Argument in Opposition

  • Measure 15-119 threatens farmers by empowering any citizen or special interest group seeking to enforce the ordinance to file a costly, frivolous lawsuit against a grower based solely on suspicion of non-compliance.
  • There is extensive misinformation on GMO’s. The large majority of mainstream science and health societies report the health, safety, and value of benefits available from GMO crops and food. It is unwise to ban all GMO’s due to management problems for the benefit of a small minority of farmers.
  • This measure produces a long term public policy that will affect every citizen in Jackson County to some degree. It would be a law that will be scrutinized and implemented by Jackson County Commission and Administration until removed by vote or court system.
  • Measure 15-119 creates a new government ordinance, that may require hiring and training new staff and add to the county’s operating expenses that already exceed revenue, even while commissioners contemplate budget cuts.
  • Responsible farming has always required communication between neighbors. There are many ways to prevent or reduce spread such as isolation, distance and timed pollen release. Jackson County doesn’t need a new costly and inefficient regulatory scheme to mandate common sense.

Chronology

Day 1

Overview

On day 1, panelists gathered at noon for lunch and introductions before launching into an exercise to practice gathering strong and reliable information.

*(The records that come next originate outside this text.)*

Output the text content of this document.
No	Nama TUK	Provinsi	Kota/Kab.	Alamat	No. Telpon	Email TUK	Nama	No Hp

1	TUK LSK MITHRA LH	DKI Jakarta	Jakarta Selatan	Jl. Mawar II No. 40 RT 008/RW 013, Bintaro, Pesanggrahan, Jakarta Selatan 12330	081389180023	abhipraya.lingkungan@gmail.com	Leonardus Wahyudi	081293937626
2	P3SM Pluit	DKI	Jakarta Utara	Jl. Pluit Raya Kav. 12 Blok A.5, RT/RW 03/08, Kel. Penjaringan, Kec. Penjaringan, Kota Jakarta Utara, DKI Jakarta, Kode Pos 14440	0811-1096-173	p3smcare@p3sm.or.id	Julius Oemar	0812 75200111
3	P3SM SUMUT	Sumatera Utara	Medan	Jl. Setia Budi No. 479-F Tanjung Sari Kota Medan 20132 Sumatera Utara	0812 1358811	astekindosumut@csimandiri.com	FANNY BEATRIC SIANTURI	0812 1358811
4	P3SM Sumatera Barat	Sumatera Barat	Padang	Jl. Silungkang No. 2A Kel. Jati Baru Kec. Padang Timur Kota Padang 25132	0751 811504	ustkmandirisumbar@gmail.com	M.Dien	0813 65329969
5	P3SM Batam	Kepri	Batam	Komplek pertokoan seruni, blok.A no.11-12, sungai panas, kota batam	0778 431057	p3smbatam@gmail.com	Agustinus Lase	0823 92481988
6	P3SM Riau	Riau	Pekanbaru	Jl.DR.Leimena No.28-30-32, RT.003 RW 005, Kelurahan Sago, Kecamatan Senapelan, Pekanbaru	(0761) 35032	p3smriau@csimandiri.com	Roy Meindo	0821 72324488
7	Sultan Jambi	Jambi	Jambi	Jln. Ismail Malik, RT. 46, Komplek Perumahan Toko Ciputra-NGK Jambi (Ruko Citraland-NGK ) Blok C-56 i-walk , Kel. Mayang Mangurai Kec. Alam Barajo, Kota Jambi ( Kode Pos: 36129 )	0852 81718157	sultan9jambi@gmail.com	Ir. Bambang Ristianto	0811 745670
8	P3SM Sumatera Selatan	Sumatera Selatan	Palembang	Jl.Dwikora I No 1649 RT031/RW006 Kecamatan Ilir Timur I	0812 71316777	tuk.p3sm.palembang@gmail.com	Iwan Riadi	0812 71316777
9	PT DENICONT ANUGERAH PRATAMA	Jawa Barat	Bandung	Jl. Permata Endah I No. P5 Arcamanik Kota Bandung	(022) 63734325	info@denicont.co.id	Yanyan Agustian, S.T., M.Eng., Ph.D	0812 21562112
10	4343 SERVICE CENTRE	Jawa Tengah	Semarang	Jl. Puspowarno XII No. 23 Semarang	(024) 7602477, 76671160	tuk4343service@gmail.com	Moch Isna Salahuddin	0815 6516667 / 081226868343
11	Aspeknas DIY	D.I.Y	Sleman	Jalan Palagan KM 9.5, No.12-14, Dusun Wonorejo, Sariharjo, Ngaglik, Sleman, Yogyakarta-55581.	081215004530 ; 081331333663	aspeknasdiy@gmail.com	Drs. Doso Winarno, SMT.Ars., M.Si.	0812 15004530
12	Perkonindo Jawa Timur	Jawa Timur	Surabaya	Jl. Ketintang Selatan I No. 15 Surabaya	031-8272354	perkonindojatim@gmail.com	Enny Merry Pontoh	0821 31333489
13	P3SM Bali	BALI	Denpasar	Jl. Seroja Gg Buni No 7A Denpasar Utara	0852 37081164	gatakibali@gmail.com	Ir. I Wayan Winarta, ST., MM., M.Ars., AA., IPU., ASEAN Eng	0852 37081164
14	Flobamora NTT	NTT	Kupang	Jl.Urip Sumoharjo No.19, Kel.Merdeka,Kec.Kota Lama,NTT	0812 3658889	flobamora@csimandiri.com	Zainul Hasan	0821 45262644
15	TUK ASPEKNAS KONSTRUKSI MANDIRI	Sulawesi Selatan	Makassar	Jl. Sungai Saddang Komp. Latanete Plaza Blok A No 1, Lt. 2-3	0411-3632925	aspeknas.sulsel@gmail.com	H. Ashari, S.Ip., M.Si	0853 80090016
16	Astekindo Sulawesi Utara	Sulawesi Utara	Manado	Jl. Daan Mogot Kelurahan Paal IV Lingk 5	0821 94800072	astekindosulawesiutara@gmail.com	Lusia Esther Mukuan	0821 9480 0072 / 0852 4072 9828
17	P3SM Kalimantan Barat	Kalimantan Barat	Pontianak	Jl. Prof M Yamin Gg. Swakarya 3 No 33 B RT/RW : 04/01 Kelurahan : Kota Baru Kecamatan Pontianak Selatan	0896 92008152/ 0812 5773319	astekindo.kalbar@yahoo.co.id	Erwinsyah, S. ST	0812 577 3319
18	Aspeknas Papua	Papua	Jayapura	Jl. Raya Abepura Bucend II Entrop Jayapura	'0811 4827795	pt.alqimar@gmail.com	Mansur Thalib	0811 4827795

They received their first official introduction to the measure being reviewed, Measure 15-119.

Photos

 

Day 2

Overview

On Day 2, panelists heard from their first expert panel, comprised of supporters and opponents of Measure 15-119.

Photos

 

Day 3

Overview

On Tuesday, panelists heard from two additional expert witness panels comprised of supporters and opponents of Measure 15-119.

They asked questions and worked together to determine which information they feel confident about and which needs more confirmation.

Photos

Day 4

Overview

On Wednesday, panelists worked with the information they gathered earlier in the week and developed a list of key findings, arguments in favor, and arguments opposed.